BYU research in waterproofing surfaces

By Marianne Holman Prescott

LDS Church News

Published: Saturday, June 7 2014 12:05 a.m. MDT

Researchers have created these super-hydrophobic surfaces by etching patterns — one that has micro posts or the other that has ribs and cavities (the size of a human hair) onto the surface. They then add a water-resistant film — such as Teflon — to the surface, and that combination creates a super-waterproof surface. As they alter the width and angles of the ribs and cavities, they are able to find different results.

“These particular surfaces can do this because of the structure of the surface,” said Professor Crockett. “You get air pockets in between where the fluid is actually touching, reducing the drag, so there is not as much friction because there is not as much contact between a liquid and a solid.”
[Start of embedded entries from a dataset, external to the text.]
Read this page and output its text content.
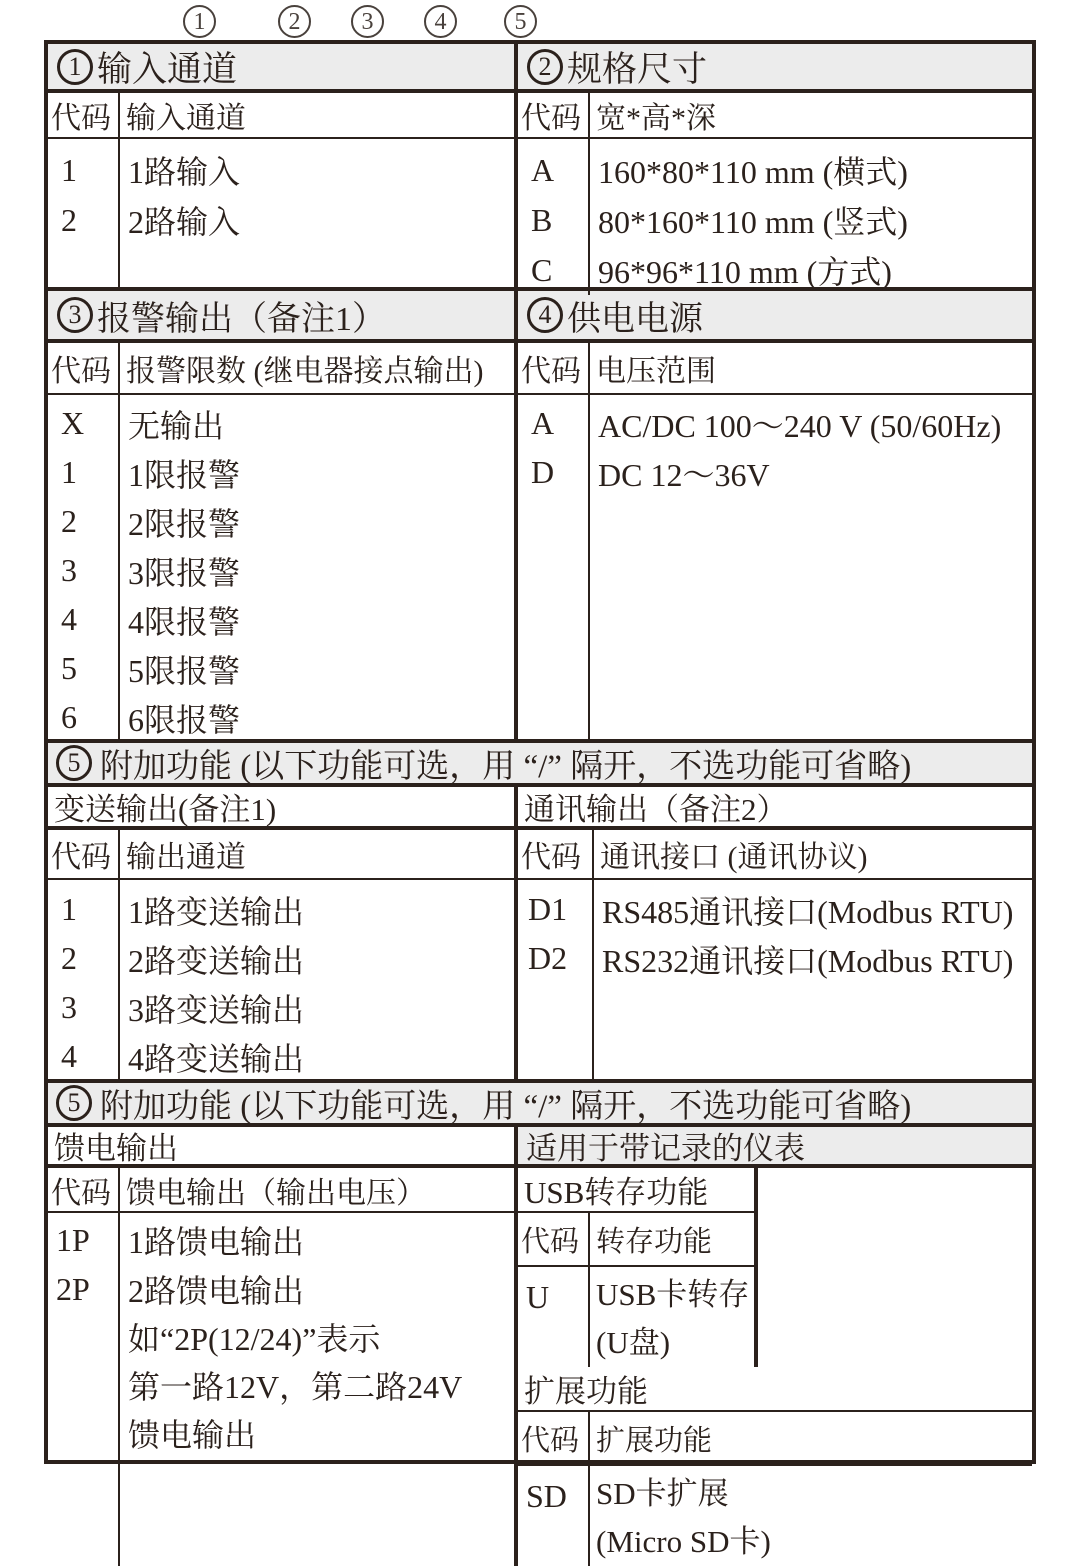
1	2	3	4	5
1 输入通道
代码 输入通道
1	1路输入
2	2路输入
2 规格尺寸
代码 宽*高*深
A	160*80*110 mm (横式)
B	80*160*110 mm (竖式)
C	96*96*110 mm (方式)
3 报警输出（备注1）
代码 报警限数 (继电器接点输出)
X	无输出
1	1限报警
2	2限报警
3	3限报警
4	4限报警
5	5限报警
6	6限报警
4 供电电源
代码 电压范围
A	AC/DC 100～240 V (50/60Hz)
D	DC 12～36V
5 附加功能 (以下功能可选，用 “/” 隔开，不选功能可省略)
变送输出(备注1)
代码 输出通道
1	1路变送输出
2	2路变送输出
3	3路变送输出
4	4路变送输出
通讯输出（备注2）
代码 通讯接口 (通讯协议)
D1	RS485通讯接口(Modbus RTU)
D2	RS232通讯接口(Modbus RTU)
5 附加功能 (以下功能可选，用 “/” 隔开，不选功能可省略)
馈电输出	适用于带记录的仪表
代码 馈电输出（输出电压）
1P	1路馈电输出
2P	2路馈电输出
如“2P(12/24)”表示
第一路12V，第二路24V
馈电输出
USB转存功能
代码 转存功能
U	USB卡转存
(U盘)
扩展功能
代码 扩展功能
SD SD卡扩展
(Micro SD卡)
This also has the possibility of helping in the ship industry, researchers say. When looking at a ship in the ocean, there is friction between the water and the surface of the ship. If the ship were to have a super-waterproof surface, there would be much less drag or resistance to motion, making travel faster and more economical.
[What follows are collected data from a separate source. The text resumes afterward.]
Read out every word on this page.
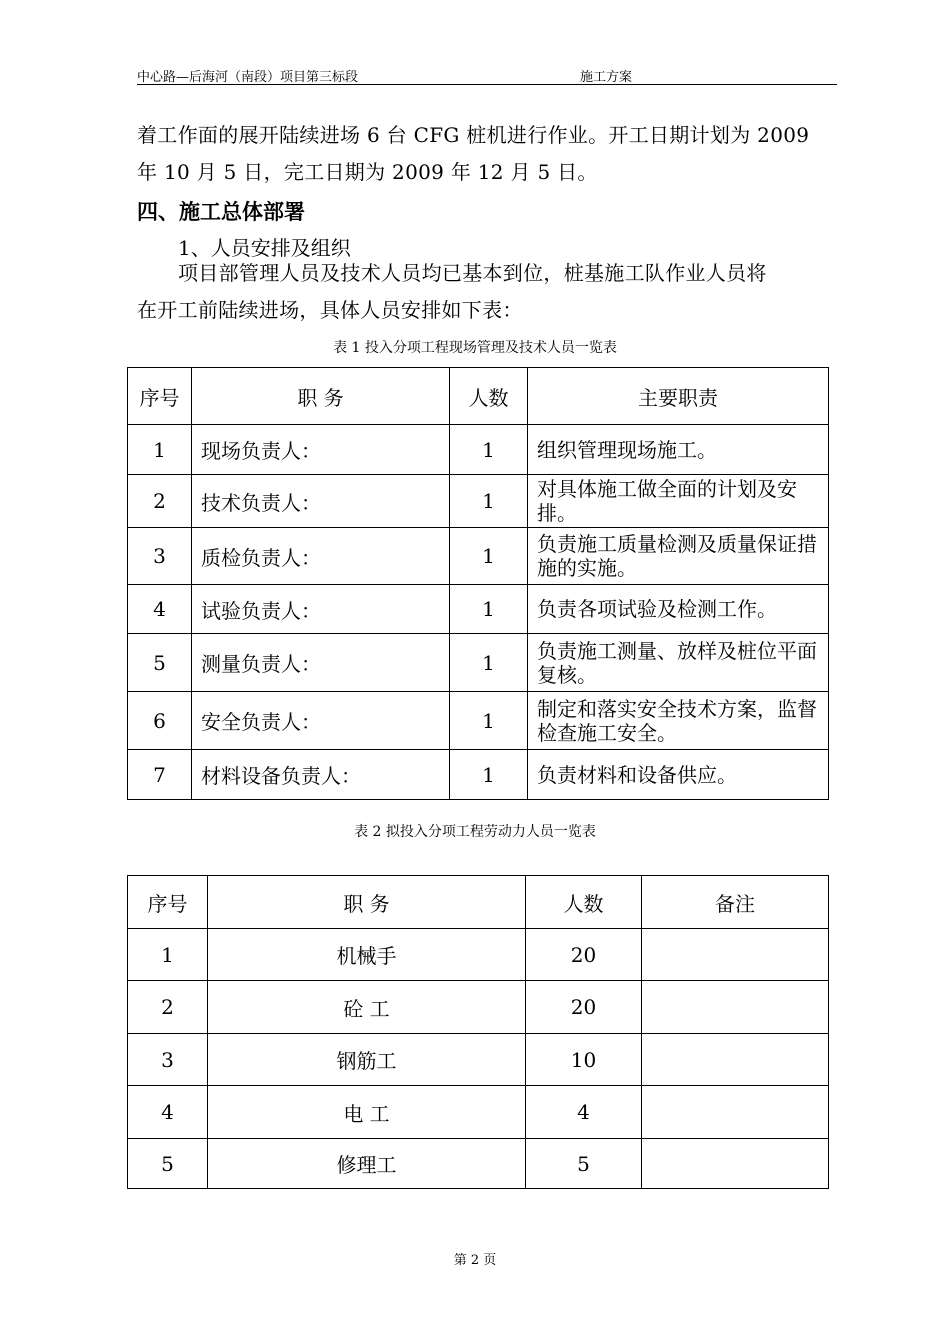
中心路—后海河（南段）项目第三标段	施工方案
着工作面的展开陆续进场 6 台 CFG 桩机进行作业。开工日期计划为 2009
年 10 月 5 日，完工日期为 2009 年 12 月 5 日。
四、施工总体部署
1、人员安排及组织
项目部管理人员及技术人员均已基本到位，桩基施工队作业人员将
在开工前陆续进场，具体人员安排如下表：
表 1 投入分项工程现场管理及技术人员一览表
序号	职 务	人数	主要职责
1	现场负责人：	1	组织管理现场施工。
2	技术负责人：	1	对具体施工做全面的计划及安排。
3	质检负责人：	1	负责施工质量检测及质量保证措施的实施。
4	试验负责人：	1	负责各项试验及检测工作。
5	测量负责人：	1	负责施工测量、放样及桩位平面复核。
6	安全负责人：	1	制定和落实安全技术方案，监督检查施工安全。
7	材料设备负责人：	1	负责材料和设备供应。
表 2 拟投入分项工程劳动力人员一览表
序号	职 务	人数	备注
1	机械手	20	
2	砼 工	20	
3	钢筋工	10	
4	电 工	4	
5	修理工	5	
第 2 页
“When you are talking about ships, you are talking about such an enormous amount of energy that is consumed each year all around the world,” said Professor Maynes. “So the reduction of only one or two percent of the overall drag represents literally billions of dollars. Even though the amount of reduction may not be big, the cumulative reductions are.”

Although the list of practical applications is interesting and fun to think about, the main reason for their research goes beyond waterproofing, said Professor Crockett. With an array of experiments always in progress, BYU professors and students are working hard on their research to find the type of surface that is best for a specific application.

“We really want to understand the physics,” she said. “We foresee many applications, and part of the vision that we have is to understand how to create these surfaces and understand them enough so that other people understand them as well.”

From there, Professor Crockett is excited to see what benefits and possibilities — of which researchers haven’t yet considered — come up because of their research.

The research — focusing on surfaces with microscopic patterns coupled with the waterproof coating — was recently published in the academic journal Physics of Fluids.